Боб что-то ищет в кармане, потом поднимает руки и защелкивает сзади у меня на шее замочек ожерелья. Он кусает губы, пока возится с застежкой, наконец все готово. Белки его глаз сверкают в темноте.
— Это было для моей сестры, но теперь это твое, — говорит он хриплым голосом.
— Ты уверен? — спрашиваю я.
Вместо ответа он целует меня.
— Это твое, красавица, — шепчет он. — Я напишу о тебе песню.
Он с улыбкой пятится назад к небольшому проходу в первом ряду шезлонгов, огромный бассейн отливает бирюзой. Есть в нем что-то обманчивое, не могу сказать, что именно, возможно только имя. Я вижу, как он удаляется в свете фонарей между клумбами с кактусами и цветами. Ветер шевелит листья пальм. Потом Боб исчезает в темноте, а я возвращаюсь в свою пустую комнату.
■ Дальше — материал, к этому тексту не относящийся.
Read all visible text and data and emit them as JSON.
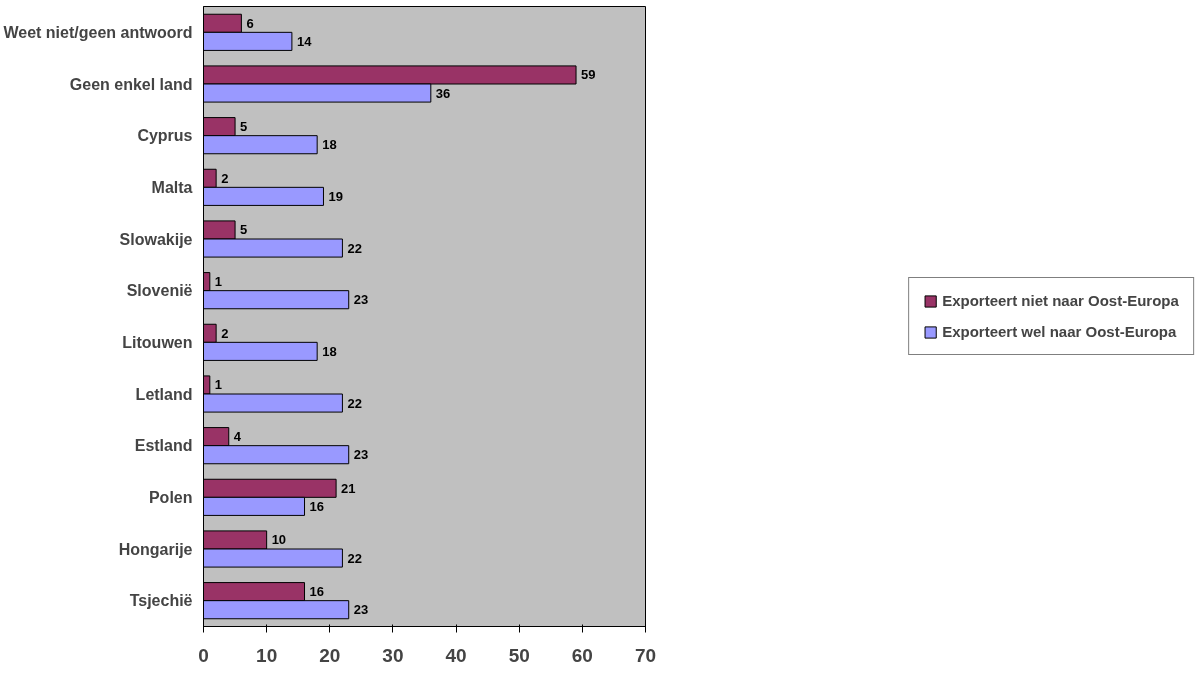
{
  "chart_data": {
    "type": "bar",
    "orientation": "horizontal",
    "categories": [
      "Weet niet/geen antwoord",
      "Geen enkel land",
      "Cyprus",
      "Malta",
      "Slowakije",
      "Slovenië",
      "Litouwen",
      "Letland",
      "Estland",
      "Polen",
      "Hongarije",
      "Tsjechië"
    ],
    "series": [
      {
        "name": "Exporteert niet naar Oost-Europa",
        "color": "#993366",
        "values": [
          6,
          59,
          5,
          2,
          5,
          1,
          2,
          1,
          4,
          21,
          10,
          16
        ]
      },
      {
        "name": "Exporteert wel naar Oost-Europa",
        "color": "#9999ff",
        "values": [
          14,
          36,
          18,
          19,
          22,
          23,
          18,
          22,
          23,
          16,
          22,
          23
        ]
      }
    ],
    "xlim": [
      0,
      70
    ],
    "xticks": [
      0,
      10,
      20,
      30,
      40,
      50,
      60,
      70
    ],
    "grid": false,
    "legend": "right",
    "data_labels": true
  }
}
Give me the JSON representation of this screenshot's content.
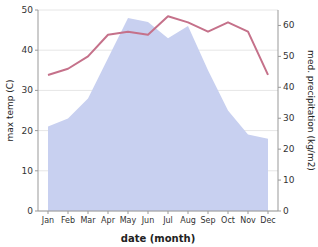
{
  "chart_data": {
    "type": "line",
    "xlabel": "date (month)",
    "ylabel": "max temp (C)",
    "y2label": "med. precipitation (kg/m2)",
    "categories": [
      "Jan",
      "Feb",
      "Mar",
      "Apr",
      "May",
      "Jun",
      "Jul",
      "Aug",
      "Sep",
      "Oct",
      "Nov",
      "Dec"
    ],
    "series": [
      {
        "type": "area",
        "color": "#c8d0f0",
        "values": [
          21,
          23,
          28,
          38,
          48,
          47,
          43,
          46,
          35,
          25,
          19,
          18
        ]
      },
      {
        "type": "line",
        "color": "#c5718a",
        "axis": "y2",
        "values": [
          44,
          46,
          50,
          57,
          58,
          57,
          63,
          61,
          58,
          61,
          58,
          44
        ]
      }
    ],
    "ylim": [
      0,
      50
    ],
    "yticks": [
      0,
      10,
      20,
      30,
      40,
      50
    ],
    "y2lim": [
      0,
      65
    ],
    "y2ticks": [
      0,
      10,
      20,
      30,
      40,
      50,
      60
    ],
    "grid": true
  }
}
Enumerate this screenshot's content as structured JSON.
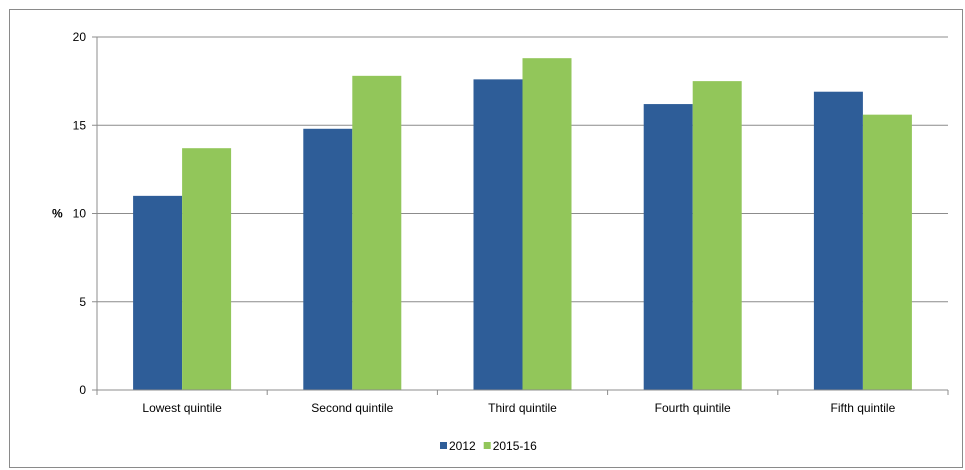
{
  "chart_data": {
    "type": "bar",
    "title": "",
    "xlabel": "",
    "ylabel": "%",
    "ylim": [
      0,
      20
    ],
    "yticks": [
      0,
      5,
      10,
      15,
      20
    ],
    "grid": true,
    "legend_position": "bottom-center",
    "categories": [
      "Lowest quintile",
      "Second quintile",
      "Third quintile",
      "Fourth quintile",
      "Fifth quintile"
    ],
    "series": [
      {
        "name": "2012",
        "color": "#2e5d98",
        "values": [
          11.0,
          14.8,
          17.6,
          16.2,
          16.9
        ]
      },
      {
        "name": "2015-16",
        "color": "#92c65a",
        "values": [
          13.7,
          17.8,
          18.8,
          17.5,
          15.6
        ]
      }
    ]
  }
}
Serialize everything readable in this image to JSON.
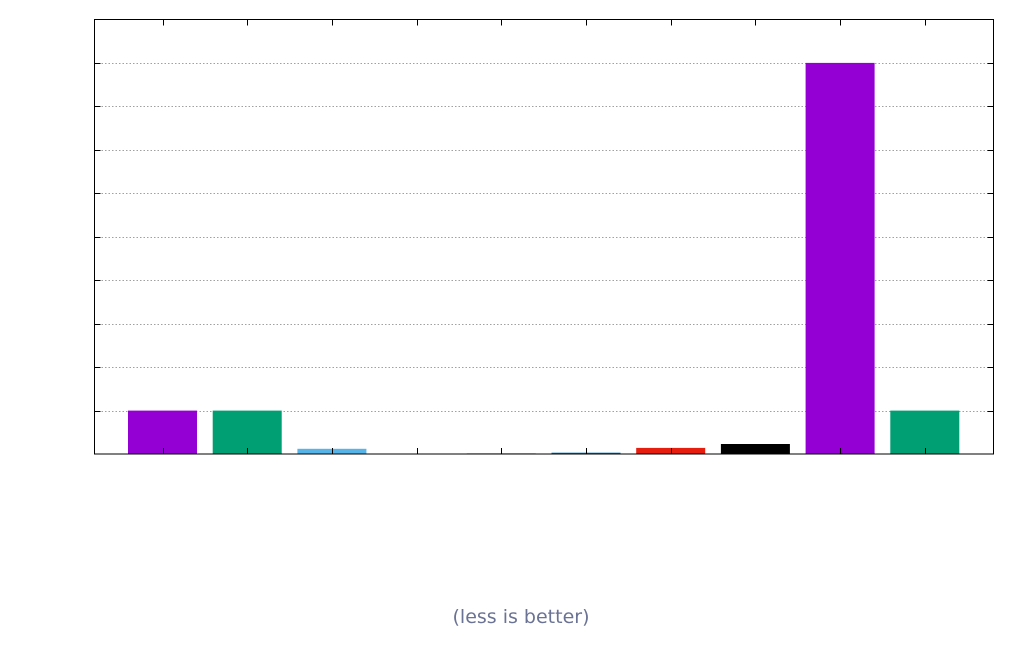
{
  "caption": "(less is better)",
  "chart_data": {
    "type": "bar",
    "title": "",
    "xlabel": "",
    "ylabel": "",
    "ylim": [
      0,
      10
    ],
    "y_ticks": [
      1,
      2,
      3,
      4,
      5,
      6,
      7,
      8,
      9
    ],
    "grid": true,
    "grid_axis": "y",
    "legend": "none",
    "tick_labels_shown": false,
    "series": [
      {
        "values": [
          1.0,
          1.0,
          0.12,
          0.0,
          0.02,
          0.03,
          0.14,
          0.23,
          9.0,
          1.0
        ],
        "colors": [
          "#9400d3",
          "#009e73",
          "#56b4e9",
          "#e69f00",
          "#f0e442",
          "#0072b2",
          "#e51e10",
          "#000000",
          "#9400d3",
          "#009e73"
        ]
      }
    ]
  }
}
Я лежу без сна, из баров доносятся отголоски музыки. Каждый раз, когда я думаю о Толлефе, мне в душу будто опрокидывают едкий раствор. Толлеф доверился мне, он был уверен, что мы будем вместе до конца жизни. В тот вечер я старалась не встречаться с ним взглядом. Построенным в его воображении планам не суждено было сбыться: он задумал выходные в Копенгагене, а еще поход по горам. Мы бы долго и обстоятельно собирали рюкзак, обсуждали и предвкушали поездки. Толлеф говорил и говорил, а потом замолчал, хотел наброситься на меня, но совладал с собой. Он провел пальцами по моей щеке, отдернул руку и вздохнул, отвернулся к кухонному окну и уставился на парковку. Потом пришло отчаяние, и я хотела стать его частью, испить до дна или сбежать, захлопнув за собой дверь. И я знала, что есть только один путь, пройдя которым можно достичь забвения, примириться с собой, простить себя. Через несколько месяцев все пройдет. Толлеф, несмотря на боль и душевные страдания, продолжает упорно заниматься. Нина говорит, что он читает еще больше, чем раньше, и почти ни с кем не общается.